Dari sisi mitra internasional, Managing Partner Explore Portugal, Hugo Belem, menilai Indonesia memiliki prospek besar sebagai pasar wisata outbound ke Eropa, khususnya ke Portugal dan Spanyol. Menurutnya, tren wisatawan Indonesia ke Eropa menunjukkan pertumbuhan positif.
“Pasar Indonesia sangat menjanjikan.

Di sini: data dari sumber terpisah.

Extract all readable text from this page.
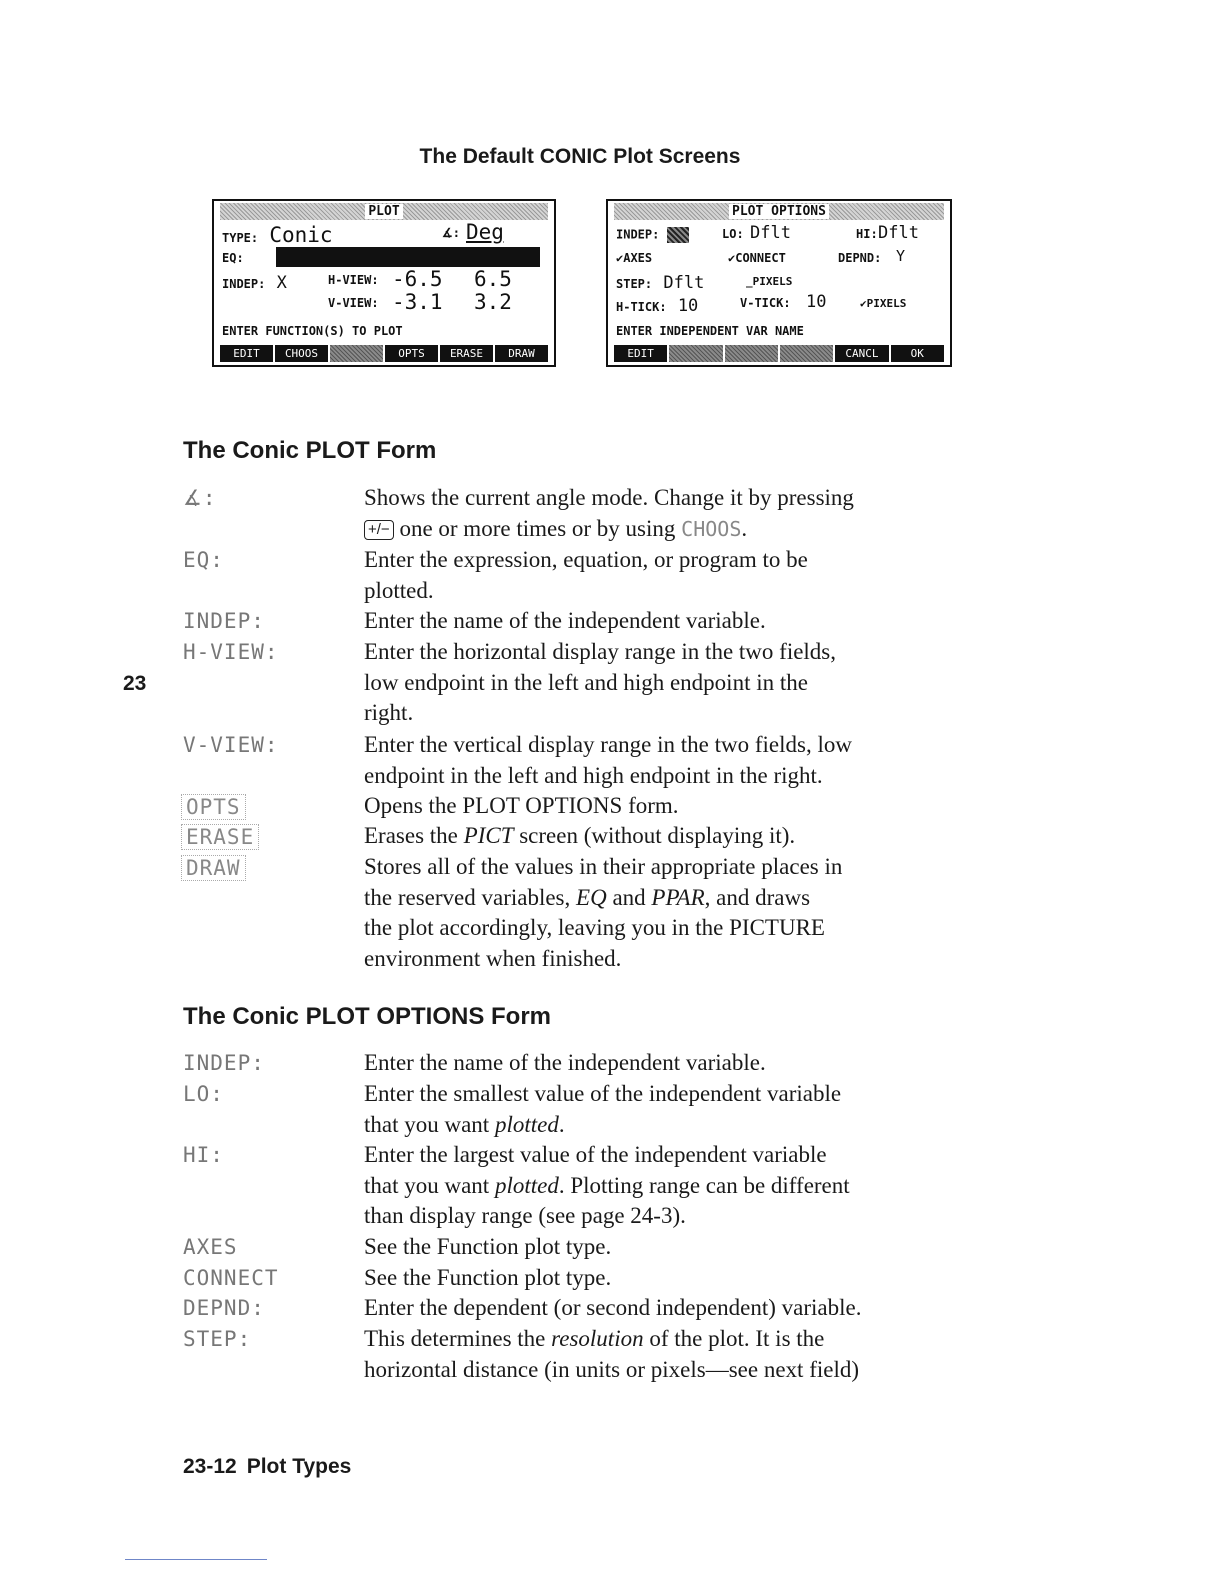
The Default CONIC Plot Screens
PLOT
TYPE: Conic	∡: Deg
EQ:
INDEP: X	H-VIEW: -6.5 6.5
V-VIEW: -3.1 3.2
ENTER FUNCTION(S) TO PLOT
EDIT	CHOOS	OPTS	ERASE	DRAW
PLOT OPTIONS
INDEP:	LO: Dflt	HI: Dflt
✔AXES	✔CONNECT	DEPND: Y
STEP: Dflt	_PIXELS
H-TICK: 10	V-TICK: 10	✔PIXELS
ENTER INDEPENDENT VAR NAME
EDIT	CANCL	OK
The Conic PLOT Form
∡:	Shows the current angle mode. Change it by pressing
+/− one or more times or by using CHOOS.
EQ:	Enter the expression, equation, or program to be
plotted.
INDEP:	Enter the name of the independent variable.
H-VIEW:	Enter the horizontal display range in the two fields,
low endpoint in the left and high endpoint in the
right.
V-VIEW:	Enter the vertical display range in the two fields, low
endpoint in the left and high endpoint in the right.
OPTS	Opens the PLOT OPTIONS form.
ERASE	Erases the PICT screen (without displaying it).
DRAW	Stores all of the values in their appropriate places in
the reserved variables, EQ and PPAR, and draws
the plot accordingly, leaving you in the PICTURE
environment when finished.
23
The Conic PLOT OPTIONS Form
INDEP:	Enter the name of the independent variable.
LO:	Enter the smallest value of the independent variable
that you want plotted.
HI:	Enter the largest value of the independent variable
that you want plotted. Plotting range can be different
than display range (see page 24-3).
AXES	See the Function plot type.
CONNECT	See the Function plot type.
DEPND:	Enter the dependent (or second independent) variable.
STEP:	This determines the resolution of the plot. It is the
horizontal distance (in units or pixels—see next field)
23-12 Plot Types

Banyak wisatawan yang ingin menjelajahi Eropa, dan Portugal maupun Spanyol bisa menjadi pilihan yang berbeda dan menarik,” katanya.
Hugo juga menyoroti kedekatan historis antara Portugal dan Indonesia yang sudah terjalin sejak abad ke-15 dan ke-16. Jejak sejarah tersebut, menurutnya, masih bisa ditelusuri di Lisbon yang dahulu menjadi salah satu titik awal pelayaran menuju Asia Tenggara.
Ia menambahkan, kedua negara di Semenanjung Iberia itu cocok bagi wisatawan Indonesia yang sudah beberapa kali berkunjung ke Eropa dan ingin merasakan pengalaman baru. Sejumlah biro perjalanan Indonesia pun mulai memasarkan paket ke Portugal dan Spanyol, meski masih membutuhkan mitra lokal yang memahami operasional destinasi secara mendalam.
Melalui forum seperti TTC Travel Mart, kolaborasi semacam ini diharapkan semakin mudah terjalin, sekaligus membuka peluang bisnis baru antara pelaku industri pariwisata Indonesia dan mancanegara.